A walk on the wild side
As the shortest days of the year approach, many insects have entered hibernation. We have previously suggested looking out for clusters of ladybirds gathering in nooks and crannies to spend the winter.
When we wrote that column (22 October 2004), the most common species in these hibernating clusters on campus were the dainty little Two-Spot Ladybird Adalia bipunctata and the larger (and commoner) Seven-Spot Ladybird Coccinella septempunctata.
Two years later (6 October 2006) we reported with concern the arrival on campus of the even larger Harlequin Ladybird Harmonia axyridis. This East Asian species is a voracious predator of aphids.
Harlequins are not easy to identify because they are incredibly variable in colour. Most can be described as belonging to three main forms: red or orange with a variable number of black spots (known as form succinea); black with four uniformly red spots (form spectabilis); and
black with two red spots, each marked with a black spot (form conspicua; see photograph).
Our worry in 2006 was that the new arrivals might out-compete the native species for food and even eat their larvae. Our fears seem to have been justified.
This autumn, final-year undergraduate Karl Stone has been monitoring the changes in insect abundance on campus as winter sets in. Part of his work has involved monitoring ladybirds as they enter their winter roosts in metal railings near Sycamore trees by the JMS and Pevensey II buildings. He found just five Seven-Spots and one Two-Spot, but over 100 Harlequins, mainly succinea with some conspicua and spectabilis (and one odd-ball with irregular markings).

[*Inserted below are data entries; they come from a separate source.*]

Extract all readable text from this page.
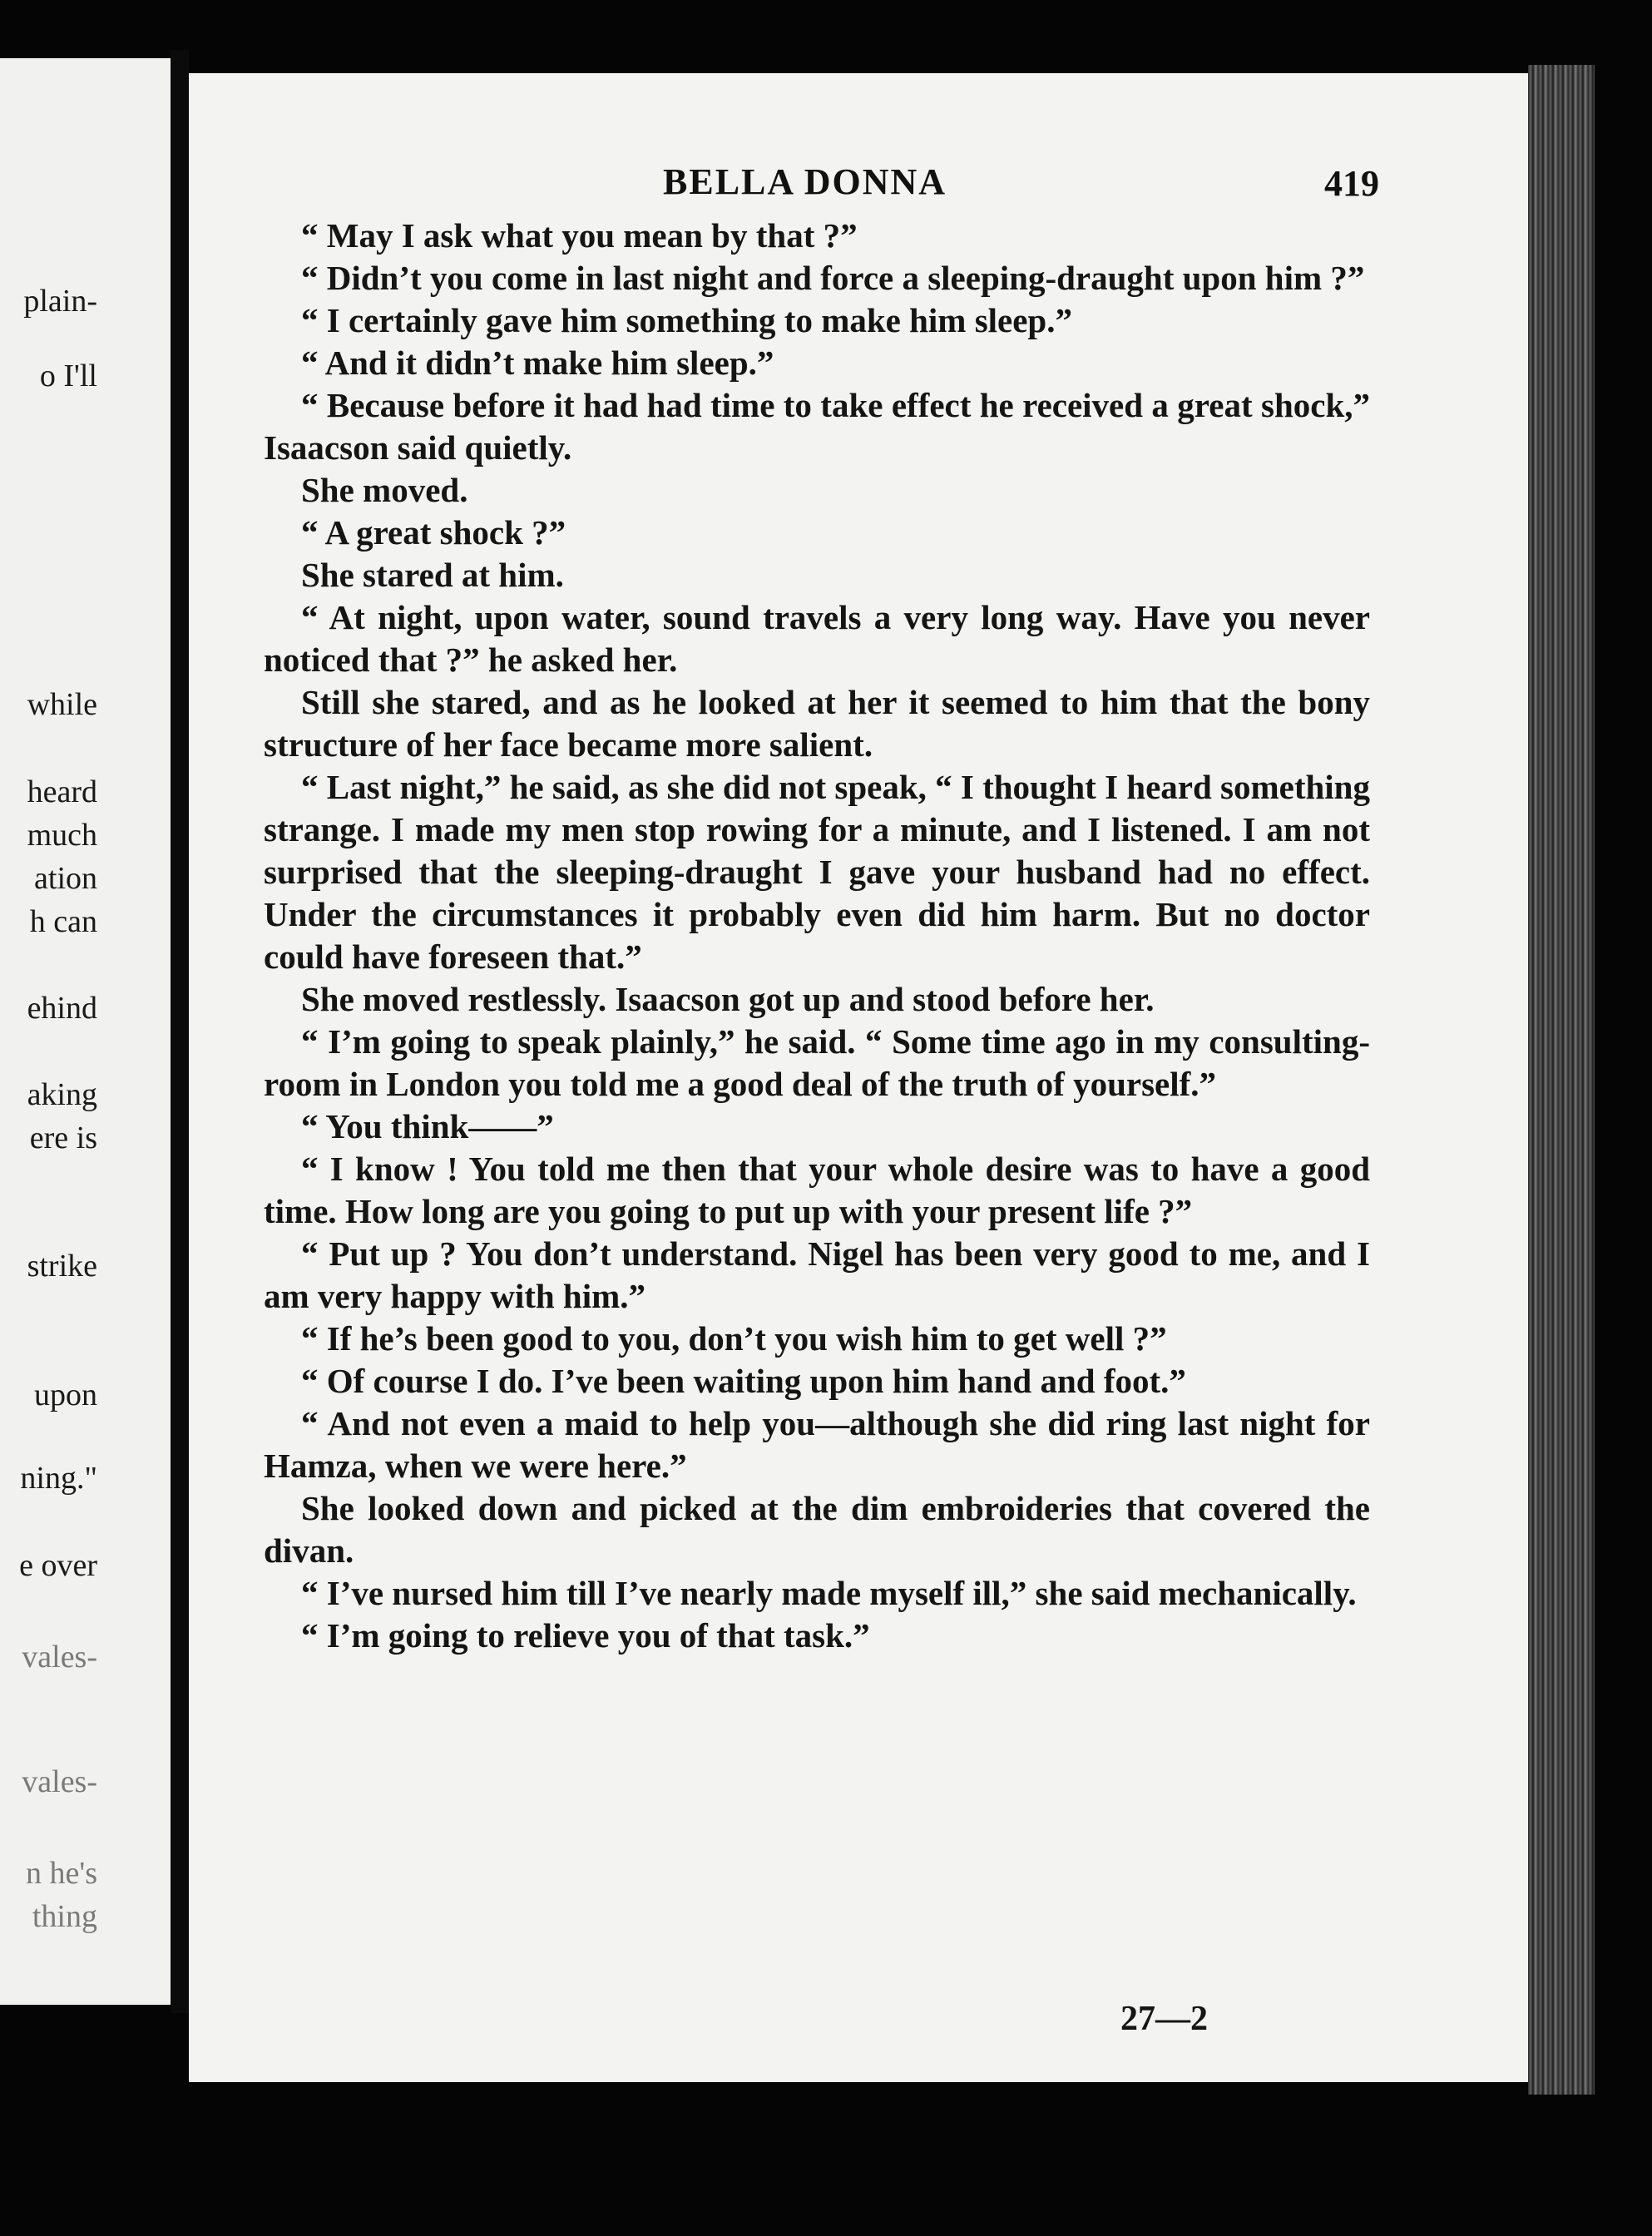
plain-
o I'll
while
heard
much
ation
h can
ehind
aking
ere is
strike
upon
ning."
e over
vales-
vales-
n he's
thing
BELLA DONNA	419

“ May I ask what you mean by that ?”

“ Didn’t you come in last night and force a sleeping-draught upon him ?”

“ I certainly gave him something to make him sleep.”

“ And it didn’t make him sleep.”

“ Because before it had had time to take effect he received a great shock,” Isaacson said quietly.

She moved.

“ A great shock ?”

She stared at him.

“ At night, upon water, sound travels a very long way. Have you never noticed that ?” he asked her.

Still she stared, and as he looked at her it seemed to him that the bony structure of her face became more salient.

“ Last night,” he said, as she did not speak, “ I thought I heard something strange. I made my men stop rowing for a minute, and I listened. I am not surprised that the sleeping-draught I gave your husband had no effect. Under the circumstances it probably even did him harm. But no doctor could have foreseen that.”

She moved restlessly. Isaacson got up and stood before her.

“ I’m going to speak plainly,” he said. “ Some time ago in my consulting-room in London you told me a good deal of the truth of yourself.”

“ You think——”

“ I know ! You told me then that your whole desire was to have a good time. How long are you going to put up with your present life ?”

“ Put up ? You don’t understand. Nigel has been very good to me, and I am very happy with him.”

“ If he’s been good to you, don’t you wish him to get well ?”

“ Of course I do. I’ve been waiting upon him hand and foot.”

“ And not even a maid to help you—although she did ring last night for Hamza, when we were here.”

She looked down and picked at the dim embroideries that covered the divan.

“ I’ve nursed him till I’ve nearly made myself ill,” she said mechanically.

“ I’m going to relieve you of that task.”

27—2
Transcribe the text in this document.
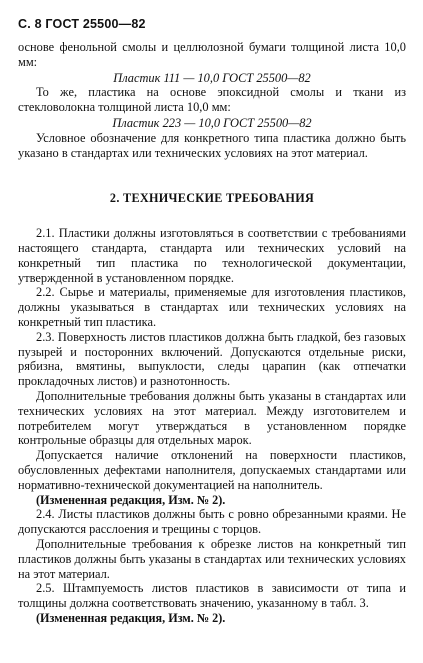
С. 8 ГОСТ 25500—82

основе фенольной смолы и целлюлозной бумаги толщиной листа 10,0 мм:

Пластик 111 — 10,0 ГОСТ 25500—82

То же, пластика на основе эпоксидной смолы и ткани из стекловолокна толщиной листа 10,0 мм:

Пластик 223 — 10,0 ГОСТ 25500—82

Условное обозначение для конкретного типа пластика должно быть указано в стандартах или технических условиях на этот материал.

2. ТЕХНИЧЕСКИЕ ТРЕБОВАНИЯ

2.1. Пластики должны изготовляться в соответствии с требованиями настоящего стандарта, стандарта или технических условий на конкретный тип пластика по технологической документации, утвержденной в установленном порядке.

2.2. Сырье и материалы, применяемые для изготовления пластиков, должны указываться в стандартах или технических условиях на конкретный тип пластика.

2.3. Поверхность листов пластиков должна быть гладкой, без газовых пузырей и посторонних включений. Допускаются отдельные риски, рябизна, вмятины, выпуклости, следы царапин (как отпечатки прокладочных листов) и разнотонность.

Дополнительные требования должны быть указаны в стандартах или технических условиях на этот материал. Между изготовителем и потребителем могут утверждаться в установленном порядке контрольные образцы для отдельных марок.

Допускается наличие отклонений на поверхности пластиков, обусловленных дефектами наполнителя, допускаемых стандартами или нормативно-технической документацией на наполнитель.

(Измененная редакция, Изм. № 2).

2.4. Листы пластиков должны быть с ровно обрезанными краями. Не допускаются расслоения и трещины с торцов.

Дополнительные требования к обрезке листов на конкретный тип пластиков должны быть указаны в стандартах или технических условиях на этот материал.

2.5. Штампуемость листов пластиков в зависимости от типа и толщины должна соответствовать значению, указанному в табл. 3.

(Измененная редакция, Изм. № 2).
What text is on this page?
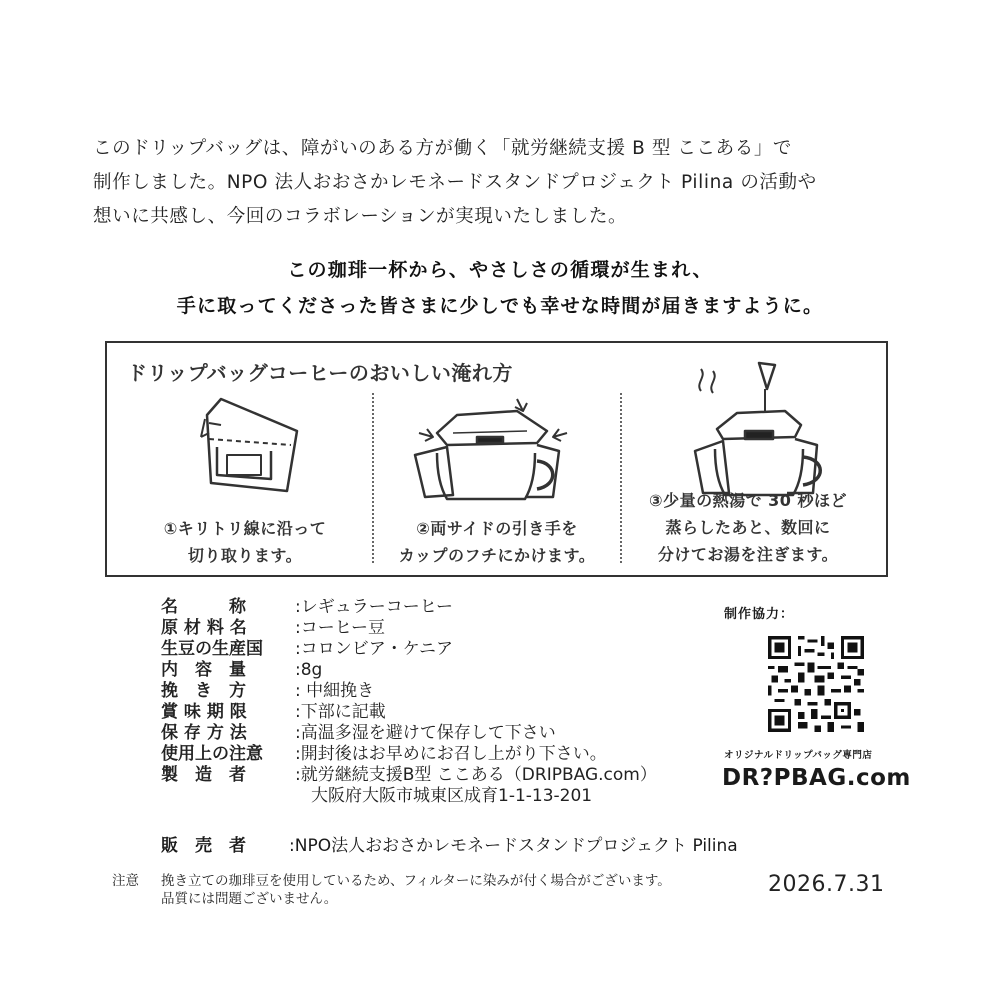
このドリップバッグは、障がいのある方が働く「就労継続支援 B 型 ここある」で
制作しました。NPO 法人おおさかレモネードスタンドプロジェクト Pilina の活動や
想いに共感し、今回のコラボレーションが実現いたしました。
この珈琲一杯から、やさしさの循環が生まれ、
手に取ってくださった皆さまに少しでも幸せな時間が届きますように。
ドリップバッグコーヒーのおいしい淹れ方
①キリトリ線に沿って
切り取ります。
②両サイドの引き手を
カップのフチにかけます。
③少量の熱湯で 30 秒ほど
蒸らしたあと、数回に
分けてお湯を注ぎます。
名　　　称	:レギュラーコーヒー
原 材 料 名	:コーヒー豆
生豆の生産国	:コロンビア・ケニア
内　容　量	:8g
挽　き　方	: 中細挽き
賞 味 期 限	:下部に記載
保 存 方 法	:高温多湿を避けて保存して下さい
使用上の注意	:開封後はお早めにお召し上がり下さい。
製　造　者	:就労継続支援B型 ここある（DRIPBAG.com）
大阪府大阪市城東区成育1-1-13-201
販　売　者	:NPO法人おおさかレモネードスタンドプロジェクト Pilina
制作協力：
オリジナルドリップバッグ専門店
DR?PBAG.com
注意 挽き立ての珈琲豆を使用しているため、フィルターに染みが付く場合がございます。
品質には問題ございません。
2026.7.31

The massive predominance of Harlequins is alarming, but needs further investigation. The first atlas of Britain and Ireland’s ladybirds, published in June this year, suggested that seven of our 26 native ladybirds have declined since 2003, when Harlequins probably arrived in Britain. These seven, however, did not include Two-Spot or Seven-Spot Ladybirds.
Most Two-Spots and Seven Spots have bright scarlet wing-cases with the appropriate number of black spots on the two combined. Their bright colours, which advertise their foul taste to predators, meant that ladybirds were traditionally viewed as luck-bringers. If one lands on you, folklore holds that good fortune will follow so long as the insect flies off unharmed of its own accord (possibly encouraged by blowing gently). In particular, sick people who released a ladybird were meant to have their illness carried away. Quite why the beetle was told to “fly away home, your house is on fire and your children are gone” is unclear to us.
For young people, having a ladybird land on your hand was meant to indicate imminent marriage (something we forgot to mention to Karl). There were special instructions for ladies: the direction in which the ladybird flew off was meant to indicate the direction from which her future husband would arrive.